CompliancePrávo16 května, 2020|Aktualizovánobřezna 12, 2022

Good faith ADA effort protects employers

Good communication is essential. This indispensable maxim is particularly important for employers and their disabled employees, according to David K. Fram of the National Employment Law Institute (NELI).

Not only can good communication between an employer and a disabled worker enable the worker to perform a job, it also can protect the employer from liability under the Americans with Disabilities Act (ADA).

Generally, the ADA requires employers to provide disabled but otherwise qualified workers with reasonable accommodations to do a job. More questions are raised about what is required by "reasonable accommodation" than about any other part of the ADA, Fram said at a NELI conference in Washington.

An employer is not required to provide a reasonable accommodation for a disabled person who is unqualified to perform the essential functions of a job. Rather, reasonable accommodation involves the removal of workplace barriers for otherwise qualified workers, Fram said. Employers are only required to remove barriers if it is reasonable to do so.

In order to determine whether an accommodation is reasonable, Fram said the Equal Employment Opportunity Commission generally instructs employers to look first at whether it works. But some courts, he noted, take the inquiry further by using a cost-benefit analysis. These courts view an accommodation as reasonable if its costs do not exceed its benefits. Fram said employers should keep in mind that the issue these courts are viewing is not whether an employer has the resources to accommodate an employee, but rather whether costs outweigh benefits.

An employee, not the employer, has a duty to seek workplace modifications. If an employee asks for a reasonable accommodation because of a disability, the employer must begin an "interactive process" with the employee, Fram said. The process that follows can make or break a case brought under the ADA's reasonable accommodation provisions, he added.

After an employer determines that a worker has an ADA-covered disability, the employer needs to talk to the employee to determine what accommodation is necessary. It is not enough, Fram said, to provide the employee with what the employee asks for. The accommodation must be effective.

If the employer and the worker are not able to come up with an effective accommodation, Fram suggested that employers call the Job Accommodation Network (1-800-ADA-Work), a government-sponsored service.
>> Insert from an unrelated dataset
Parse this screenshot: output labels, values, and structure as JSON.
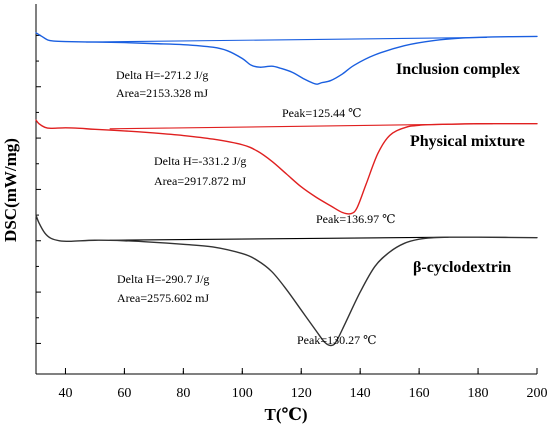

Even if the network is unable to fashion an effective accommodation, an employer's contact with the network will protect it if a dispute about the accommodation goes to court, Fram said.

In litigation, courts are looking to determine which party was responsible for any breakdown in the accommodation process. An employer's good-faith efforts will provide it with protection from damages, Fram said, adding that employers should document every step taken when working to find a reasonable accommodation. After an employer finds one or more reasonable accommodations, the employer can choose which one to implement, regardless of the employee's preference.

Finally, once an accommodation is put into place, Fram advised employers to remember that information about an employee's medical condition is protected. If asked by other employees about the accommodation, Fram said employers should answer that the modification was made to comply generally with federal law rather than specifically with the ADA.

Although the ADA is a federal law that exempts employers with fewer than 15 employees, small employers should be aware that several states now have laws with language that tracks the ADA and that applies to even the smallest businesses. The trend among states is to expand employment discrimination laws to more employers and so small employers need to be more careful about taking a that-doesn't-apply-to-me approach to disability discrimination. Consult your attorney about what your state requires from you.